Assessing Volatility Factors
We believe markets will be volatile on a permanent basis. Sad but true. The factors impacting volatility will vary over time but at present we have identified four factors that we carefully monitor to give us indications of economic conditions and market sentiment.
Four critical factors are as follows:
- Vaccine development: When a vaccine is finally developed and distributed, this will be a great relief to consumers and businesses. There's a reason why markets tend to spike on positive vaccine news; investors are looking for signs the pandemic crisis will begin to fade as a vaccine is distributed.
- Virus prevalence: As the United States continues to grapple with the current COVID-19 outbreak, sentiment and conditions are impacted greatly by the path of virus infection. The news as of late has not been positive with over 60,000 new cases in the United States alone on a one-day basis*. Until virus infection levels moderate, or the curve truly begins to flatten, this will continue to be a major volatility trigger.
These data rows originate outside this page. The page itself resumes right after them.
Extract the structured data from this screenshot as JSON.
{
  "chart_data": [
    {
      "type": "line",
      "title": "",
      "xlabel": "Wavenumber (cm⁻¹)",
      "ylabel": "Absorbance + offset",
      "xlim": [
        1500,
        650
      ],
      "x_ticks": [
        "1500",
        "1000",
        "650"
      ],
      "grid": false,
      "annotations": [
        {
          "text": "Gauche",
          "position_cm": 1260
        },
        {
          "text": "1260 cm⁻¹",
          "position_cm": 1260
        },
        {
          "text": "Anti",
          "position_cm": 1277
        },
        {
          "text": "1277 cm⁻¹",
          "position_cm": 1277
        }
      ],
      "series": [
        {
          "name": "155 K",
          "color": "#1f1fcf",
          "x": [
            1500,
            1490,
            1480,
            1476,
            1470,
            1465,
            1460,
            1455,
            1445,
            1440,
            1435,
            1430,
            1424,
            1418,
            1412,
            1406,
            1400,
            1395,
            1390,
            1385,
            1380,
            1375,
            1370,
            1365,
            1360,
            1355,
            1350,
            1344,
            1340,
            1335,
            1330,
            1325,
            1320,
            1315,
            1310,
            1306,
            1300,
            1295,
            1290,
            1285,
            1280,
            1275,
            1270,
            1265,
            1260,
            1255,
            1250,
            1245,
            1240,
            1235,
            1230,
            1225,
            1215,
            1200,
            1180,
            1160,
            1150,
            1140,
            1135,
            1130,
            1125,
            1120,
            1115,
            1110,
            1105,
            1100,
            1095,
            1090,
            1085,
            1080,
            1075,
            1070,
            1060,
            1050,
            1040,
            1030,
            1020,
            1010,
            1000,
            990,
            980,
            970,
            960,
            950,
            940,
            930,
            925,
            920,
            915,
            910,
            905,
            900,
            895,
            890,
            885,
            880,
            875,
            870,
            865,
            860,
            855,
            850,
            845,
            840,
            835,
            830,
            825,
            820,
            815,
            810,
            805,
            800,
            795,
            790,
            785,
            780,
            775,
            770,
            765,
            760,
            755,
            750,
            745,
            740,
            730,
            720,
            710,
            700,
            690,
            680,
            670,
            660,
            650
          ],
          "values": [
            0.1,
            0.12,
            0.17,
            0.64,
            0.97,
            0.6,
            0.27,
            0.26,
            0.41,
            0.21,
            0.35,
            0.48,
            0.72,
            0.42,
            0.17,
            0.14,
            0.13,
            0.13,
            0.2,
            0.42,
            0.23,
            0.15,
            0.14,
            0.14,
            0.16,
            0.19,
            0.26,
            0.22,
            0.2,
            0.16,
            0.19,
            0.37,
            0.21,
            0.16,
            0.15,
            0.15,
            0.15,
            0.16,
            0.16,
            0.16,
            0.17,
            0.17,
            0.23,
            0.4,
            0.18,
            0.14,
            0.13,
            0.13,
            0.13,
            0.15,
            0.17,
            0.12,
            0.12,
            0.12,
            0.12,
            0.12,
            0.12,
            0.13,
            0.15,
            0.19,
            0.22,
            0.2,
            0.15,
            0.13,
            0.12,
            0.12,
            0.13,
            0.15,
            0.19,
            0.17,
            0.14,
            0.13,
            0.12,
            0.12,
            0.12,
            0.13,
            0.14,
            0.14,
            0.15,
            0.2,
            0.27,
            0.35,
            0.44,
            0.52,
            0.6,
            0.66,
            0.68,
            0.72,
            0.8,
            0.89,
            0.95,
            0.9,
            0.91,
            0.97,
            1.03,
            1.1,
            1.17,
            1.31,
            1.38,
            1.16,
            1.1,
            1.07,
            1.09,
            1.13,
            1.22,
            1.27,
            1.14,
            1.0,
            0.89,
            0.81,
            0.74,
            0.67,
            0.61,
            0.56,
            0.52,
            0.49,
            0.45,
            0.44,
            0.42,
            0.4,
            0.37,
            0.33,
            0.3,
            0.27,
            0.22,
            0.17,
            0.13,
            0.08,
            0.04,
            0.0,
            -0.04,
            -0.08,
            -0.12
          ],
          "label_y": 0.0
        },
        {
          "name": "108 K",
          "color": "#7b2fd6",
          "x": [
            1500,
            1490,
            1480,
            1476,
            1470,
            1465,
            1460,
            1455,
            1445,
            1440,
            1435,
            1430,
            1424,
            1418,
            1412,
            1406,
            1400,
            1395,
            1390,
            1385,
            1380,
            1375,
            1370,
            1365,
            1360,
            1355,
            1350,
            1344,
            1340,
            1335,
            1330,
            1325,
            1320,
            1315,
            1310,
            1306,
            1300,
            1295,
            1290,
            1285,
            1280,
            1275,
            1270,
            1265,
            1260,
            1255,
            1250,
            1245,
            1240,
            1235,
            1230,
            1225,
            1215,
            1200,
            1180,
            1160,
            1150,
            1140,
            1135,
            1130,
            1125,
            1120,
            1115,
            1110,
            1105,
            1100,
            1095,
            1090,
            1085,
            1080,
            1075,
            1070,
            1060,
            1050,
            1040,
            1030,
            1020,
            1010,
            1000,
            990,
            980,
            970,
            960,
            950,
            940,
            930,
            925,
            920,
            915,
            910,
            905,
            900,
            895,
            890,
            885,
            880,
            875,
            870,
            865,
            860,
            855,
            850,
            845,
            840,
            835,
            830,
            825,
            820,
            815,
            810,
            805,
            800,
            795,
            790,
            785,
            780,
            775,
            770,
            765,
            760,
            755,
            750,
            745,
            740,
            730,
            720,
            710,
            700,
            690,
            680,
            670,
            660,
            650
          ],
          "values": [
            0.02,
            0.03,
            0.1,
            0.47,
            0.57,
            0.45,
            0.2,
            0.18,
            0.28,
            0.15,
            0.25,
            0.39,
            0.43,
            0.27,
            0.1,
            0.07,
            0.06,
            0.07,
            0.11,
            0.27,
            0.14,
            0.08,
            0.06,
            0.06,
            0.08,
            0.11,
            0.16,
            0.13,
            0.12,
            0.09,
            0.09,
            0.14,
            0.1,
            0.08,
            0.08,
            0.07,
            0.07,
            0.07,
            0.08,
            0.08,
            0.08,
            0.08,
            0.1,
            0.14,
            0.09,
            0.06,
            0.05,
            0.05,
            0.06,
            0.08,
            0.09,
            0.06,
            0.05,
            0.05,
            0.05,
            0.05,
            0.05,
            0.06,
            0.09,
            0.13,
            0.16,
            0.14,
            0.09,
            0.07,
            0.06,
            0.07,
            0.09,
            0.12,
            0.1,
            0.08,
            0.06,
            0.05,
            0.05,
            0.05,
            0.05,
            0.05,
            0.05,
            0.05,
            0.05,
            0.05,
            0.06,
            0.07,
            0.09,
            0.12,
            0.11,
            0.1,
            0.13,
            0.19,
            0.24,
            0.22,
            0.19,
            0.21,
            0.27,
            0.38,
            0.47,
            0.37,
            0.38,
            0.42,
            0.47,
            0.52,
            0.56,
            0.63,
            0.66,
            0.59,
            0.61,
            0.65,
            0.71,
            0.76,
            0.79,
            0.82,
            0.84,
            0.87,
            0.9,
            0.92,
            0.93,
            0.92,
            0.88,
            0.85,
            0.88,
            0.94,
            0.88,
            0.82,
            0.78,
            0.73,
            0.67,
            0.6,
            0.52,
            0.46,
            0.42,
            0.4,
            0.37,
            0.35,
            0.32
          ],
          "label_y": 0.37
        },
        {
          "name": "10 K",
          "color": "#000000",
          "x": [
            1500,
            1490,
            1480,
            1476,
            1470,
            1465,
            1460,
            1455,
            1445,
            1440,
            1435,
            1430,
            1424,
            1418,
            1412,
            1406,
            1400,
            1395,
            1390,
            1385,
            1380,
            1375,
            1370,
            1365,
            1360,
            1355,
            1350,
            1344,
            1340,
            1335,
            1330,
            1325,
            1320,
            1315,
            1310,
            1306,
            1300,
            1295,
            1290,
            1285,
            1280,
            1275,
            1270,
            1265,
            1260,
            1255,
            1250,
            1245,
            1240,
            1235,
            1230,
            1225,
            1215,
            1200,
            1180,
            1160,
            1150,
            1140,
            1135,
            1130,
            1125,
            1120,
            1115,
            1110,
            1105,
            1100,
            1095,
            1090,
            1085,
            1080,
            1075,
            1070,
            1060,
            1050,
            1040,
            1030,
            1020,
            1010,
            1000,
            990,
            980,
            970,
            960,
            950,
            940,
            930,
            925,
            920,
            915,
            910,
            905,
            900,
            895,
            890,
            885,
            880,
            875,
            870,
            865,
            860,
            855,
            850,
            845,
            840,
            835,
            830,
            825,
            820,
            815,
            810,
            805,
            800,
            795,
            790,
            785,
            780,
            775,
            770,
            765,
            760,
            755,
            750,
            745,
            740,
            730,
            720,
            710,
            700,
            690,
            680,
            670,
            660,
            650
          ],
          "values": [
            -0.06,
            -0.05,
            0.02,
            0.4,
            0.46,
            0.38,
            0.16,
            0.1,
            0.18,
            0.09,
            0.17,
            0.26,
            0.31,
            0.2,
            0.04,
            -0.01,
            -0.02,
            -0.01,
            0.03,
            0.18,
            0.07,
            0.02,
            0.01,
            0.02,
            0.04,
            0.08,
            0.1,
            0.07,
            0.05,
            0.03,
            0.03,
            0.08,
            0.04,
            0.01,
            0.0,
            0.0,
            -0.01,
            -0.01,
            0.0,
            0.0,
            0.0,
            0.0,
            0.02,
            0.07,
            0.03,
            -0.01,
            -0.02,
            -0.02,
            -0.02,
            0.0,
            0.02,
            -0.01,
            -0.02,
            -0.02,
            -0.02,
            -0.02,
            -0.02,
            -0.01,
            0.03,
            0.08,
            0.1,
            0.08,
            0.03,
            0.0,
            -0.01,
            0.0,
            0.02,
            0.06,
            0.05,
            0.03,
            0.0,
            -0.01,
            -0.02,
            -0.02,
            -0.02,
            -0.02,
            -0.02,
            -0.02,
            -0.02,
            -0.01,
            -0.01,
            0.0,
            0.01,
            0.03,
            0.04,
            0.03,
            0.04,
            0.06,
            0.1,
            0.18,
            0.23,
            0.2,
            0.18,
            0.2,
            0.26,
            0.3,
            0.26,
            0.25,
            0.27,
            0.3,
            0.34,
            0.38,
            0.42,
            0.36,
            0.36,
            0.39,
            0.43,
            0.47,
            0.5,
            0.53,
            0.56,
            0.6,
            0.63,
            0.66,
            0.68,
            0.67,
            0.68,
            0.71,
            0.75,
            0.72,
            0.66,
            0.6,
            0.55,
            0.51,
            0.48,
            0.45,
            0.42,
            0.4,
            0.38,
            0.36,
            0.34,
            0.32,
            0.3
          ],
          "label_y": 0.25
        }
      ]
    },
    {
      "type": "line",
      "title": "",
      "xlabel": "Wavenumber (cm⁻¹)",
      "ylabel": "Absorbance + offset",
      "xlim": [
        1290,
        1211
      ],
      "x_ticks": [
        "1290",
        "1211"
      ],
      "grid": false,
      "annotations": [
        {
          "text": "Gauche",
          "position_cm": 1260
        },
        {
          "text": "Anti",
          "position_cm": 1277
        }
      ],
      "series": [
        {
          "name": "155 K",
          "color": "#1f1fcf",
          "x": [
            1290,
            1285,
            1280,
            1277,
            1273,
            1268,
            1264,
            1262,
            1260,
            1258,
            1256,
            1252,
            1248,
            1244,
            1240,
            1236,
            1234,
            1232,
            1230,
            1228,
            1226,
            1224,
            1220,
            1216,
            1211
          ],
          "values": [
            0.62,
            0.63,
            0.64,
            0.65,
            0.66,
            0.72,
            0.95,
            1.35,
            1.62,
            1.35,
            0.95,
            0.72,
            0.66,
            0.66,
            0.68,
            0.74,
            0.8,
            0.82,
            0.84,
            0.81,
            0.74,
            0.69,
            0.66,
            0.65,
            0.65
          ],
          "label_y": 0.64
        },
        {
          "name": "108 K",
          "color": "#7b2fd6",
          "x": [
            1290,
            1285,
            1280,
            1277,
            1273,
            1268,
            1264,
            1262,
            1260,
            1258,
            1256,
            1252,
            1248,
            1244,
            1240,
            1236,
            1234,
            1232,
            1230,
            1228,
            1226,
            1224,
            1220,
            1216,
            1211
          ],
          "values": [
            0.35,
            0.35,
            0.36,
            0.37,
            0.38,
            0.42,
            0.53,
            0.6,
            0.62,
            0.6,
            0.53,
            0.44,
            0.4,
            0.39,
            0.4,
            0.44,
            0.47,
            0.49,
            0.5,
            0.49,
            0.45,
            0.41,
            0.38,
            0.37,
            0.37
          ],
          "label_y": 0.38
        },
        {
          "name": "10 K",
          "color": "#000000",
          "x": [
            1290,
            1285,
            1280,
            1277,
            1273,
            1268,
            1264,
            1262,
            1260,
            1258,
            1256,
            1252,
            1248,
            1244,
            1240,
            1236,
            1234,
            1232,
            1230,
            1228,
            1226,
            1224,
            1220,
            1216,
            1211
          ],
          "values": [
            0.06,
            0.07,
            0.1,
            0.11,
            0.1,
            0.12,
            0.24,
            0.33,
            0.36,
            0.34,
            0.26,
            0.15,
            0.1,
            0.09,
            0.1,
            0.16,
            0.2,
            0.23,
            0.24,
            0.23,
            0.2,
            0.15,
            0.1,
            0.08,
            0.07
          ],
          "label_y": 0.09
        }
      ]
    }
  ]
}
- Economic Recovery/Slow Down: There is no doubt that the pandemic has significantly impacted economic conditions. Now the next phase begins: How well will the economy recover from a horrible 2020 virus outbreak? Economic news will give clues as to the overall trajectory of economic recovery post pandemic. Remember, the markets tend to look 9 to 12 months ahead which is why the markets have rallied in the last three months.
- Jobless claims: The US economy is a consumption economy. When consumers and businesses begin to emerge from shelter in place orders, this will begin to positively impact unemployment rates. An unemployment rate in the single digits would be considered a major victory. Markets will be watching carefully to see if employment levels begin to return to normal.
A graphic illustration of these four factors is listed below. You will note that we have assigned percentages associated with each factor. At present, we believe this is the weight that should be assigned to each of these factors as we assess overall volatility. This weighting assessment is adjusted on an ongoing basis as we examine volatility risk triggers.
One important item to keep in mind is election volatility. This year's election cycle is bound to be without precedent and will likely lead to swings in markets and increased levels of volatility based on projected election outcomes. You can expect political news to impact markets. We are assessing the probabilities of different legislative and administration outcomes and our analysis will help guide our investment strategy in the fall of 2020.
We think the most obvious statement is that markets will continue to be volatile. You can count on this and I expect you to see significant swings and increased panic/euphoria. In an environment riddled with uncertainty, we believe positioning portfolios in assets that have strong cash flow, sector tailwinds, prudent corporate strategies, and dividend streams makes sense. We will continue to adjust as conditions dictate.